The alternating schedule of CPT-11 350 mg/m2 with five days bolus of 5-FU and low dose LV is an active and feasible regimen as front-line therapy for metastatic CRC. It is well tolerated, without evidence of overlapping toxicity. The response rate appears promising with regard to that expected with either single agent. This regimen warrants further assessment in randomized trials.
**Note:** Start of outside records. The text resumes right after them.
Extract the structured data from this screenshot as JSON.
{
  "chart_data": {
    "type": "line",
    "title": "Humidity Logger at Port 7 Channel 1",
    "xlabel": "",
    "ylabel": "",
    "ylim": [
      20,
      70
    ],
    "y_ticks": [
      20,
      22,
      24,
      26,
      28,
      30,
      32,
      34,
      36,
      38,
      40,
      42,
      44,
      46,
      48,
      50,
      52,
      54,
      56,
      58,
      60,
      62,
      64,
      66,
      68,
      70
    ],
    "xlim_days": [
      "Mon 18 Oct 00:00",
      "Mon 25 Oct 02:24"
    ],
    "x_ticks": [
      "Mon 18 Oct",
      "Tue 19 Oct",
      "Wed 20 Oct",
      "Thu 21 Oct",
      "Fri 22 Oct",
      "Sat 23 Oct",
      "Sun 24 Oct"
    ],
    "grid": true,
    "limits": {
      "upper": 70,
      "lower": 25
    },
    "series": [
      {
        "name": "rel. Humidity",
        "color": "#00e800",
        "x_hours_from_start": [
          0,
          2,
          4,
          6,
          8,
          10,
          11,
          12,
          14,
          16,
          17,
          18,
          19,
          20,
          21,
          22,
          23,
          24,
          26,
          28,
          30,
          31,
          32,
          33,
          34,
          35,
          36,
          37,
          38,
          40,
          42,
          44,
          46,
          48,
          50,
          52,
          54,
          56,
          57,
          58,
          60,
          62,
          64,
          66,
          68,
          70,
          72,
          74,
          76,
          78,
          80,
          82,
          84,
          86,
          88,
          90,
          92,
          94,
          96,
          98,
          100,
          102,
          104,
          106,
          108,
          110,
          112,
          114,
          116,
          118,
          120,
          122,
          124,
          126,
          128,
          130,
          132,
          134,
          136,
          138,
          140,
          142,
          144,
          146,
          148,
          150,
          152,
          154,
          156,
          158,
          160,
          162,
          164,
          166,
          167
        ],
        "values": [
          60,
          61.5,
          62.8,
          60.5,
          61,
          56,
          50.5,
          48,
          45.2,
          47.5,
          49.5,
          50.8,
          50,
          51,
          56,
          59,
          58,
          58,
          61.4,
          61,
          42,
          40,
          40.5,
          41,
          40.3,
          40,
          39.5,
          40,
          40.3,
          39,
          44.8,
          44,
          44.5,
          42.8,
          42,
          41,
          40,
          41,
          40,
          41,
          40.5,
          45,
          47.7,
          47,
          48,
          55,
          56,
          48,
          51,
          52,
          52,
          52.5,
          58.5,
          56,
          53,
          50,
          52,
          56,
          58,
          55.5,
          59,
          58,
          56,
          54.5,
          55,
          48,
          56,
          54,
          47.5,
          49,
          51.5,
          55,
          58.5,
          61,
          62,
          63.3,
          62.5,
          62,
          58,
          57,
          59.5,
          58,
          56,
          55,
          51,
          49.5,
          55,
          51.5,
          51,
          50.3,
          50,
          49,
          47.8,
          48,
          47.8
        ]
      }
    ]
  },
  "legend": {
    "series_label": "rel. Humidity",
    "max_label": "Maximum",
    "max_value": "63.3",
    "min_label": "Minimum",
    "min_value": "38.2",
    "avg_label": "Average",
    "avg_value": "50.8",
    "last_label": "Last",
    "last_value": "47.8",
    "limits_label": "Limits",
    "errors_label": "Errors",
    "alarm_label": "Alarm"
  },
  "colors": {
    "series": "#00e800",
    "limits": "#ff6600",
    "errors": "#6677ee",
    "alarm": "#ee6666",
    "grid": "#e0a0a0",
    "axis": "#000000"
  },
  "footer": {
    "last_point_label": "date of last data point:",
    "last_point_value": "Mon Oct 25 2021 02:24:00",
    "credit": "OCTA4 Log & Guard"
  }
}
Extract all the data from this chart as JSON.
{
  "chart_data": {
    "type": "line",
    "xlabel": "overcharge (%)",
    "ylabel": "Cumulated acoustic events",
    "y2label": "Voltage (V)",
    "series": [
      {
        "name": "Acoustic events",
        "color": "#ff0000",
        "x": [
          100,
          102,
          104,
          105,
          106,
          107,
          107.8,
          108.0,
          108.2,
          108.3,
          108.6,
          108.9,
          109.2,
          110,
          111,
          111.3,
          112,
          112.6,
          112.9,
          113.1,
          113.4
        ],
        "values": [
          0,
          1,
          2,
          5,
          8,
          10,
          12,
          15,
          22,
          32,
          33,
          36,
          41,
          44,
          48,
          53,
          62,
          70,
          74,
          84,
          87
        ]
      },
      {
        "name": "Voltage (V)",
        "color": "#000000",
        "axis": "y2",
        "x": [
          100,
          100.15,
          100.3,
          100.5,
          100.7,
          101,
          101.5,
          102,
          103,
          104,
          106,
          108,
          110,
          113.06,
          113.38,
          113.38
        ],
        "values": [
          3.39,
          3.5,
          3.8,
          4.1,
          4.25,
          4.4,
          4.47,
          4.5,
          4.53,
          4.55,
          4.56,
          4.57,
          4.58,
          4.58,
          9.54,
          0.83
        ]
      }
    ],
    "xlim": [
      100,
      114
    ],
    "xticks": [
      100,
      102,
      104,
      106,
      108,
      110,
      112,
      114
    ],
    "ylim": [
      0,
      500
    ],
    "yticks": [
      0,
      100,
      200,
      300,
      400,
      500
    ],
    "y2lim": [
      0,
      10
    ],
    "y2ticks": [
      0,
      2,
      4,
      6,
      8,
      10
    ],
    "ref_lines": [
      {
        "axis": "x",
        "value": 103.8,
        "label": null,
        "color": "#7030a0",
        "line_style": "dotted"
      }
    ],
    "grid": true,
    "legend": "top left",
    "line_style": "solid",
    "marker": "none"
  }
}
本多中心II期研究旨在评估伊立替康(CPT-11)与推注5-氟尿嘧啶(5-FU)和亚叶酸钙(LV)交替方案用于转移性结直肠癌(CRC)一线化疗的疗效。
入选组织学确诊的转移性结直肠癌患者,年龄18 - 70岁,至少有一个可二维测量的病灶,体能状态≤2,基线生物学指标正常且未曾接受过化疗(或仅在研究入组前≥6个月完成辅助化疗)。治疗方案为第1天静脉注射伊立替康350 mg/m²,与第22 - 26天(梅奥诊所方案)静脉注射亚叶酸钙20 mg/m²和5-FU 425 mg/m²每日连续5天交替进行。每六周进行一个交替周期。每交替一个周期评估患者疗效。治疗持续至五个交替周期、疾病进展、出现不可接受的毒性或患者拒绝。
共纳入33例患者(28例初治患者和5例在入组前>1年完成辅助治疗的患者)。客观缓解率(RR)为30%(95%CI:16 - 49;10例患者/33例;9例部分缓解和1例完全缓解)。所有缓解均由独立的外部审查委员会审核。另外49%的患者疾病稳定。中位生存期为16个月,一年生存率为58%,中位无进展生存期为7.2个月。两种药物的相对剂量强度均接近90%。3 - 4级腹泻和中性粒细胞减少是最常见的严重毒性事件,分别见于24%和64%的患者。
CPT-11 350 mg/m²与5天推注5-FU及低剂量LV的交替方案作为转移性CRC的一线治疗是一种有效且可行的方案。耐受性良好,无毒性叠加证据。就单药预期疗效而言,缓解率似乎很有前景。该方案值得在随机试验中进一步评估。